Antes de pasar al punto 9, deseo hacer una breve disgresión. Pues quiero decir unas cuantas cosas contra la difundida doctrina del relativismo sociológico, a menudo abrazado inconscientemente, sobre todo por sociólogos que, estudiando las maneras de los científicos, piensan estar estudiando la ciencia y el conocimiento científico. Muchos de esos sociólogos no creen en la verdad objetiva, sino que conciben la verdad como un concepto sociológico. Hasta un antiguo científico, como el último Michael Polanyi, concebía la verdad como aquello que los expertos -o al menos la gran mayoría de expertos- creen verdadero. Pero en toda ciencia los expertos a veces se equivocan. Cuando quiera que hay una ruptura, un nuevo descubrimiento realmente importante, ello significa que los expertos han resultado estar en un error y que los hechos, los hechos objetivos eran diferentes de lo que los expertos creían. (Hay que admitir que una ruptura no es un suceso frecuente.)
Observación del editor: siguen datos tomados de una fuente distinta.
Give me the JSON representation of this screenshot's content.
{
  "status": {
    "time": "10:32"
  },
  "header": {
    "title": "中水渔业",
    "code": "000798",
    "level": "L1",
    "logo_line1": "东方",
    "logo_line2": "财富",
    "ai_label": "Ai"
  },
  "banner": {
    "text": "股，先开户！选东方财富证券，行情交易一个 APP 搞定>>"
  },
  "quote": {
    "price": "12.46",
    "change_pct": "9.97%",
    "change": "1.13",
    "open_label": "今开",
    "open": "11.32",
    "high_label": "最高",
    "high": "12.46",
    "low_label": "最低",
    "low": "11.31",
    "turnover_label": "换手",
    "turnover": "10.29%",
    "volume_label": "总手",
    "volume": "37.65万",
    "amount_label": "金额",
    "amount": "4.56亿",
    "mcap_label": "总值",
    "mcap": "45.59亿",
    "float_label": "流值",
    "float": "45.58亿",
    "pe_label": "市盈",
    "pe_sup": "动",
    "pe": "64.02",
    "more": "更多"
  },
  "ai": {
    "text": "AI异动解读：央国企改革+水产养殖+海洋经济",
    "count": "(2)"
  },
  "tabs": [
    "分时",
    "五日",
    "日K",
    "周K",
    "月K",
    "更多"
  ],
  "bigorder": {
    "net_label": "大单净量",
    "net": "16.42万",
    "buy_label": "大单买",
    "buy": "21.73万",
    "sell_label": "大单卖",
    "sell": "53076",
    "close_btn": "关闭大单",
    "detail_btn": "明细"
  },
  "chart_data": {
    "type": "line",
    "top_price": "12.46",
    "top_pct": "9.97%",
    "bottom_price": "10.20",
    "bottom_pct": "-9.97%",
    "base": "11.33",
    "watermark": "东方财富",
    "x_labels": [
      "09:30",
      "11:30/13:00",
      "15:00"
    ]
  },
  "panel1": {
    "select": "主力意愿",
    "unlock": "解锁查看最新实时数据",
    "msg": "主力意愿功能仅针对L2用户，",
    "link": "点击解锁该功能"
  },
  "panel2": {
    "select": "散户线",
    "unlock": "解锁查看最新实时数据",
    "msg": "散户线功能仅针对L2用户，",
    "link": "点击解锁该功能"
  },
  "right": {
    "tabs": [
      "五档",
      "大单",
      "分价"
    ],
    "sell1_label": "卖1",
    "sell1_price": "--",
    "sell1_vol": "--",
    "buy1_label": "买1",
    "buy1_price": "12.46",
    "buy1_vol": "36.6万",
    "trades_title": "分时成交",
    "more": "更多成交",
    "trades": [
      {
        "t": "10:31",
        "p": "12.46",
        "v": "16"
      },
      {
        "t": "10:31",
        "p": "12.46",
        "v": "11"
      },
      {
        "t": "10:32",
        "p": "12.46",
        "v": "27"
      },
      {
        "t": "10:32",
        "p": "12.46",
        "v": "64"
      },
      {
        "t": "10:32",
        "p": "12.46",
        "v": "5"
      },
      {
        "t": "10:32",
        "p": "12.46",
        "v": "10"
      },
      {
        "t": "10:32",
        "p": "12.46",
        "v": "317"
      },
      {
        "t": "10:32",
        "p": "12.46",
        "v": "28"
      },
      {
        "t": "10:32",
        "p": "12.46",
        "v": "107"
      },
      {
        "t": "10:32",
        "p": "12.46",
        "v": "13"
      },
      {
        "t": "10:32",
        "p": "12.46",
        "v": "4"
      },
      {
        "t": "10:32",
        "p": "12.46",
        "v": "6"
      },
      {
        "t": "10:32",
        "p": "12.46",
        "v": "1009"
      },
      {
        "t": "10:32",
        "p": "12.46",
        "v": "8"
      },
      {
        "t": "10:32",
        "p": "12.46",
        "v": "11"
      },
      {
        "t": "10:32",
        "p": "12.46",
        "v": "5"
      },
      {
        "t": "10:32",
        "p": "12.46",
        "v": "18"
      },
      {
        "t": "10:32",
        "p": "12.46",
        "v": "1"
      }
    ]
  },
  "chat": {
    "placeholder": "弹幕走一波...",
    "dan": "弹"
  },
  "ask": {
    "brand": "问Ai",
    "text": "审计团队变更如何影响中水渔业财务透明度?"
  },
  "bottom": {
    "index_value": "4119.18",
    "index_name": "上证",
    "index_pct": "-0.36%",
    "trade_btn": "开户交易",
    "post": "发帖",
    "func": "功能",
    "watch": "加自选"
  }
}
No sé de ningún científico creativo que no haya cometido errores; y ahora pienso en lo más grandes: Galileo, Kepler, Newton, Einstein, Darwin, Mendel, Pasteur, Koch, Crick e incluso Hilbert y Gödel. No sólo todos los animales son falibles, sino también todos los hombres. De modo que hay expertos, pero no autoridades -hecho del que a menudo no se deja la suficiente constancia-. Todos somos muy conscientes de que no debemos cometer errores, claro, y en ellos ponemos todo nuestro empeño. (Quizás Gödel fuese el que más.) Pero, con todo, somos animales falibles; mortales falibles, como habrían dicho los antiguos griegos: sólo los dioses pueden conocer; nosotros los mortales, sólo opinar o conjeturar.
De hecho conjeturo que es la supresión del sentido de nuestra falibilidad el responsable de nuestra despreciable tendencia a formar clichés y consentir cualquier cosa que parezca estar de moda: esto nos hace a tantos aullar como lobos. Todo ello no es sino flaqueza humana, lo que quiere decir que no debiera existir. Pero existe, claro; hasta podemos hallarla entre algunos científicos. Como existe, debemos combatirla; primero en nosotros mismos y sólo después, quizá, en los demás. Pues mantengo que la ciencia debe afanarse en la verdad objetiva, en la verdad que depende sólo de los hechos; en la verdad que se halla por encima de autoridad y arbitrio humanos, y sin duda por encima de las modas científicas. Algunos sociólogos no logran comprender que este objetivo es una posibilidad a la que la ciencia (y, por ende, los científicos) debe aspirar. Después de todo la ciencia ha aspirado a la verdad al menos durante dos mil quinientos años.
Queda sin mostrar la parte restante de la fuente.